Gempa megathrust yakni gempa skala besar (magnitudo 8,9 ke atas) dan berpotensi tsunami setinggi 34 meter atau setara dengan tsunami Aceh pada 2004 lalu.
Kepala Badan Riset dan Inovasi Nasional (BRIN) melalui Pusat Riset Teknologi Hidrodinamika (PRTH), Widjo Kongko pada akhir November 2022 mengatakan, ada tiga wilayah di Indonesia sangat berpotensi terkena gempa megathrust yakni Selat Sunda, Selat Jawa, dan Selat Bali.
Mereka memprediksi hal itu karena sudah lebih dari 400 tahun tidak ada aktivitas tektonik di tiga wilayah ini. Sehingga ketenangan tersebut bisa menyebabkan gempa yang cukup besar.
Widjo mengatakan, prediksi ini tentu bisa menjadi pengingat bagi masyarakat khususnya untuk pemerintah tiap daerah untuk mitigasi wilayah masing-masing. Lalu bagaimana persiapan mitigasi di Lampung saat ini?
Menghadapi isu tersebut, Kepala Badan Penanggulangan Bencana Daerah (BPBD) Provinsi Lampung, Rudy Sjawal Sugiarto mengaku kabar BMKG tersebut sempat membuat semua daerah di Indonesia ketar-ketir.
“Pernyataan itu memang sudah jadi bola liar kemana-mana waktu itu. Megathrust akan terjadi di wilayah antara Pulau Jawa dan Sumatera,” ungkapnya, Rabu (7/12/2022).
Ia menyebutkan, sebenarnya tidak hanya Indonesia punya potensi terkena gempa megathrust melainkan di hampir semua negara.
Oleh karenanya Pemerintah Provinsi Lampung selalu mempersiapkan mitigasi bencana khususnya untuk gempa dan tsunami.
“Karena kita gak pernah tahu bencana itu kapan terjadinya, maka kita selalu lakukan persiapan dini,” ujar Rudy, dilansir IDN Times.
Rudy melanjutkan tahap mitigasi di Provinsi Lampung sudah berada di tahap kesiap siagaan dan sudah bukan lagi kepada tahap darurat dan rehabilitasi rekonstruksi.
“Kami di BPBD provinsi sudah membentuk desa tanggap bencana di wilayah yang rentan terhadap tsunami. Khususnya di pesisir Lampung seperti di Kunjir Lampung Selatan,” kata Rudy.
Ia menjelaskan, masyarakat di sana sudah dilatih secara mandiri agar bisa melihat tanda bencana dan tanggap bencana.
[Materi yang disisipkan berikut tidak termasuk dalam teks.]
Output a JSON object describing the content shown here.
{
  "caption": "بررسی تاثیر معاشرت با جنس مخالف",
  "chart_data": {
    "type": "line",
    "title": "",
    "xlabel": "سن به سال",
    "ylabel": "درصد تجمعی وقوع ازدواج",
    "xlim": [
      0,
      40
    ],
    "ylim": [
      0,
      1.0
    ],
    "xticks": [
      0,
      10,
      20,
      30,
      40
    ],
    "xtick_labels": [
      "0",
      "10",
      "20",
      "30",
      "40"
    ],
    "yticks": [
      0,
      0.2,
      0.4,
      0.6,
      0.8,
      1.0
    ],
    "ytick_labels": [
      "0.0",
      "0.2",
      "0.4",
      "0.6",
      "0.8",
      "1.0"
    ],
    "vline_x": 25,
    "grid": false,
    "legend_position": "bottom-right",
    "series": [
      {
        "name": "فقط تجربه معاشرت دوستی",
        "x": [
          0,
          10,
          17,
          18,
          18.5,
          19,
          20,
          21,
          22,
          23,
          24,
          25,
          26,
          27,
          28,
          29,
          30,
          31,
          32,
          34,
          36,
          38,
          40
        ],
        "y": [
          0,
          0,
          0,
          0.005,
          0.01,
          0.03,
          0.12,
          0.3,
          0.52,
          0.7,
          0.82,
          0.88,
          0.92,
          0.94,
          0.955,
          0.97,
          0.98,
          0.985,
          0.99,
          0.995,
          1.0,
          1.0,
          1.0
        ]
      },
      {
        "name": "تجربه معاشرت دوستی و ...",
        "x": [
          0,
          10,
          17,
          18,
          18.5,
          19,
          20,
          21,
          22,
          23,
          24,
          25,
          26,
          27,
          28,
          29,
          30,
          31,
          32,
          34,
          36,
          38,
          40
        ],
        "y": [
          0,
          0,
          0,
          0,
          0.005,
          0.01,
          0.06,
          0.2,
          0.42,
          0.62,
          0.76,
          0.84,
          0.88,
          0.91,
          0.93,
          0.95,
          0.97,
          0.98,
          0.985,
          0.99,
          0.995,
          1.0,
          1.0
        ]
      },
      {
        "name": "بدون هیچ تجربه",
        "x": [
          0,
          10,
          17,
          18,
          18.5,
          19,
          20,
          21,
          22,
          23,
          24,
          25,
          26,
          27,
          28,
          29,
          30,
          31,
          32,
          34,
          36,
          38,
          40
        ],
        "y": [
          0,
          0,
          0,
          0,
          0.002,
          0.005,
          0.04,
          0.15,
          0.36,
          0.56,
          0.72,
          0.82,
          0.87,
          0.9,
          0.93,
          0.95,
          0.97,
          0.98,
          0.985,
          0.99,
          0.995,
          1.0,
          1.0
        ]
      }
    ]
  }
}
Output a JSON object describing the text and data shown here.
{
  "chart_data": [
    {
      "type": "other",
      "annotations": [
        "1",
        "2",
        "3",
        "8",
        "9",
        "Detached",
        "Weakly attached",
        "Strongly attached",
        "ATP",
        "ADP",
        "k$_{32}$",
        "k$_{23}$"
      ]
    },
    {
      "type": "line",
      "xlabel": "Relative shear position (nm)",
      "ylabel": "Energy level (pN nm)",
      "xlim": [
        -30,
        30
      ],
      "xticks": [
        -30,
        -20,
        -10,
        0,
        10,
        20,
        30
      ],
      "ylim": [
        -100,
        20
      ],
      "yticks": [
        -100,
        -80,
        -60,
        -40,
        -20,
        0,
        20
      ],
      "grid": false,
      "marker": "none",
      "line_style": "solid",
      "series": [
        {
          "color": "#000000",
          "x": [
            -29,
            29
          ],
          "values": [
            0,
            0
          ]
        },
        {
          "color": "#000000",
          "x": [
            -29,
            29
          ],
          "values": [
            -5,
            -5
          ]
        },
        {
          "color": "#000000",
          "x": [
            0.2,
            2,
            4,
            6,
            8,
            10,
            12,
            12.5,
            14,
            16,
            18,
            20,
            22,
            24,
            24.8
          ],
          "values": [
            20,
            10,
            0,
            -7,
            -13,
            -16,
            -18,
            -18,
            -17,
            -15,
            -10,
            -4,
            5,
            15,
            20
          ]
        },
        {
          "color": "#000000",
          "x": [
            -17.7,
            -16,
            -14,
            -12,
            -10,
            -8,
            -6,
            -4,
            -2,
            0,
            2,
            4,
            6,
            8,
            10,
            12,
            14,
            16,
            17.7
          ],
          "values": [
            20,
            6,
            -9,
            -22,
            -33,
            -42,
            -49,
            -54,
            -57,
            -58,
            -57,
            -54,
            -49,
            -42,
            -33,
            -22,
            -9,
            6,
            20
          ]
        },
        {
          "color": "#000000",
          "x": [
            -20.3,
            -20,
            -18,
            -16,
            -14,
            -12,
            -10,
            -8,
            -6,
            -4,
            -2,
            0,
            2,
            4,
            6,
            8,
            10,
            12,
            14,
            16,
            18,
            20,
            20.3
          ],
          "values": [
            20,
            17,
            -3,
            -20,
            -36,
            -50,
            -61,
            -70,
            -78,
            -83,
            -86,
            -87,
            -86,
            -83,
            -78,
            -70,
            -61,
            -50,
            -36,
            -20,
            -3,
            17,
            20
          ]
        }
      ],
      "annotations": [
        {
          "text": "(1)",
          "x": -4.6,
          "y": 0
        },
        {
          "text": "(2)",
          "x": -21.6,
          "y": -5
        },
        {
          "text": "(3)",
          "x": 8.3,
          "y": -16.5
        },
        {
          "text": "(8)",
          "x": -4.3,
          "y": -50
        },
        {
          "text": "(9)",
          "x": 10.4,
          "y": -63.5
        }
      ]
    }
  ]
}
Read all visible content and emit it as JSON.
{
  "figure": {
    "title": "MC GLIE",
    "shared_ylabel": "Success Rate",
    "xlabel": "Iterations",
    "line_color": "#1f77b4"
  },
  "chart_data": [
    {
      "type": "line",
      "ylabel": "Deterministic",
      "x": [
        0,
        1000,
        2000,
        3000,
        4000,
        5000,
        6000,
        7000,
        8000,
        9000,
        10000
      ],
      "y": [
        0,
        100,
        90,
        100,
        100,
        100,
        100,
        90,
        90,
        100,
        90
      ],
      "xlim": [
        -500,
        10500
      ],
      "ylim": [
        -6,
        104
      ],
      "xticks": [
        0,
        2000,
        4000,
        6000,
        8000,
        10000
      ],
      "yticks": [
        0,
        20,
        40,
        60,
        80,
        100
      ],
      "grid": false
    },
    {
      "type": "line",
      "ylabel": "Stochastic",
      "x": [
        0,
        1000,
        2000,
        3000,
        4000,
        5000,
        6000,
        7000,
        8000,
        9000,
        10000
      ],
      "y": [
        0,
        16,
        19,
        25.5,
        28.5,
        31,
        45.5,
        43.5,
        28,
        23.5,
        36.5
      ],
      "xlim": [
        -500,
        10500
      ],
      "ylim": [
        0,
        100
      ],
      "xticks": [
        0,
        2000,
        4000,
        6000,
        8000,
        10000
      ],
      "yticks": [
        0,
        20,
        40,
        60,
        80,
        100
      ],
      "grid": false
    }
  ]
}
Sehingga ketika bencana datang mereka sudah tidak terlalu panik dan tahu apa yang akan dilakukan.
“Mereka bisa mengakses informasi BMKG baik itu cuaca atau potensi bencana seperti tsunami dan gempa,” ujar Rudy.
Selain itu kesiap siagaan lainnya adalah berkoordinasi dengan BNPB, melakukan pembentukan forum relawan, membentuk forum pengurangan risiko bencana yang di dalamnya terdapat pemerintah, swasta, akademisi, masyarakat, dan media.
“Jalur evakuasi di wilayah rawan tsunami juga tentu sudah ada di daerah yang lebih tinggi. Kita juga sudah ada penampungan sementara juga di sana,” kata Rudy.
Selain itu, pihaknya selalu mengupayakan setiap kabupaten/kota untuk selalu menyediakan stok logistik dan rencana kontruksi bencana di daerahnya masing-masing.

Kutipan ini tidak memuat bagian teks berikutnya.